To reduce the title down to its literal core might result in something like this: Desert germs that can cause nasty infections are always moving around: Examining the Lung Mycobiome of Sonoran Desert Wild Mammals and the Effect of Coccidioides Presence. Guess what? That's functional. Concept: Details. 

But the metaphorical version is much better 🙂 

There is yet another way in which this title nails it: by evoking a particular image uniquely bound up in the landscape of the study site. Specifically ... 

Dust devil. Photo by Thilani Ratheep.

... dust devils: soil and sand – and maybe Coccidioides – that spin up into the sky when the desert's hot. Iconic features of the Southwestern desert landscape, especially in the Phoenix and Tucson areas, where the study's samples were collected. The "devil" of the paper's title thus references not only the sense of risk (dancing with the devil) and motion (dancing) but also the landscape of the study sites themselves. 

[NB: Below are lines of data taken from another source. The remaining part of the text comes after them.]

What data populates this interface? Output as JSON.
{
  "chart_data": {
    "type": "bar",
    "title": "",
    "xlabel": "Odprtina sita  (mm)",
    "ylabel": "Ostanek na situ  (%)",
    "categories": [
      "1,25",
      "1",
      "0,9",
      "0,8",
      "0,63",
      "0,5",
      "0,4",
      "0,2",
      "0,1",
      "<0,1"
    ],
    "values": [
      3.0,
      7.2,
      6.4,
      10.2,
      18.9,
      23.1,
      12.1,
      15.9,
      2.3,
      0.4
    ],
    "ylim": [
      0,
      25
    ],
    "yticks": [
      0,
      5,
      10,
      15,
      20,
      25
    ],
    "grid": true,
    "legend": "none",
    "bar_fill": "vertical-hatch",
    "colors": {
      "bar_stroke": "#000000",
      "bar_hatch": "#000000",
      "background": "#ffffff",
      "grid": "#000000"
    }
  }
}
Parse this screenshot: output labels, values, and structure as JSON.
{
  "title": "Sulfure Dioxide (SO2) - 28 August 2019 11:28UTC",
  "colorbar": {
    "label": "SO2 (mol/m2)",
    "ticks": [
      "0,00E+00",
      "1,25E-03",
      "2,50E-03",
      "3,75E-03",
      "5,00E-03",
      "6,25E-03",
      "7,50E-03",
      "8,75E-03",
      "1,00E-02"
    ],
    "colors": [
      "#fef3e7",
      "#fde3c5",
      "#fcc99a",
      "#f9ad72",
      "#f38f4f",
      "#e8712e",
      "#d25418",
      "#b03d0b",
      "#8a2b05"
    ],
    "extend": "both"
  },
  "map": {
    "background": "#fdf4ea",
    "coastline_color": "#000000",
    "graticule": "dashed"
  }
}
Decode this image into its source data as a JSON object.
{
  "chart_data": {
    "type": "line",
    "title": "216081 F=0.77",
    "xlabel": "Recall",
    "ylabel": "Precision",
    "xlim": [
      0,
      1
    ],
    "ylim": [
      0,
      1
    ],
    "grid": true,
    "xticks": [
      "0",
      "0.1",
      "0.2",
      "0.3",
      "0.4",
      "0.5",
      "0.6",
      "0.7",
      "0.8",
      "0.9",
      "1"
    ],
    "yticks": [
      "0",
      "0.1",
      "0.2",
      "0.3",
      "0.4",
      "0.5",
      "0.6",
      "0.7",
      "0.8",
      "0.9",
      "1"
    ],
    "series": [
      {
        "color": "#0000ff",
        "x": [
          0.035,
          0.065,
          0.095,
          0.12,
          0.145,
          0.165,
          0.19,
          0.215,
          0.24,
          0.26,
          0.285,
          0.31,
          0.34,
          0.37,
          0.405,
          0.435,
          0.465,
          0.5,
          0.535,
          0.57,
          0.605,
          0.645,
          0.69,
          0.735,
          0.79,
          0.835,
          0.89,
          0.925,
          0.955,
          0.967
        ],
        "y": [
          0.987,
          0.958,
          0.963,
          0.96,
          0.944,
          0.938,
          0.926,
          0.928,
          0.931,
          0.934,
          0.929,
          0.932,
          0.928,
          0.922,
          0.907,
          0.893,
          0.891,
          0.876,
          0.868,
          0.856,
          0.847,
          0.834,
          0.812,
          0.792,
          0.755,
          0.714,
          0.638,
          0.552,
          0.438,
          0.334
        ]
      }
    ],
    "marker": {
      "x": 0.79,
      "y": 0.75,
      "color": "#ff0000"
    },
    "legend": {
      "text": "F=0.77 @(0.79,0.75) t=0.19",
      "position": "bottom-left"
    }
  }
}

Scientists don't have to choose between precision and personality. If a bit of humor suits you and jives with the paper you're writing, use it! 

Fabio-Braga's title is anything but superficial. It signals the topic and evokes a sense of motion consistent with the study's theoretical basis. It captures the sense of microbiological risk on which the study's foundation rests. It nods to the research site itself and places the reader right in the middle of the scene: a desert landscape marked by swirling dust (and fungus). 

In other words, the title is a flourish but not only a flourish. That modified catchphrase that caught my eye is in fact internally consistent with the logic of the paper as a whole. 

It's smart. It's incisive. It works.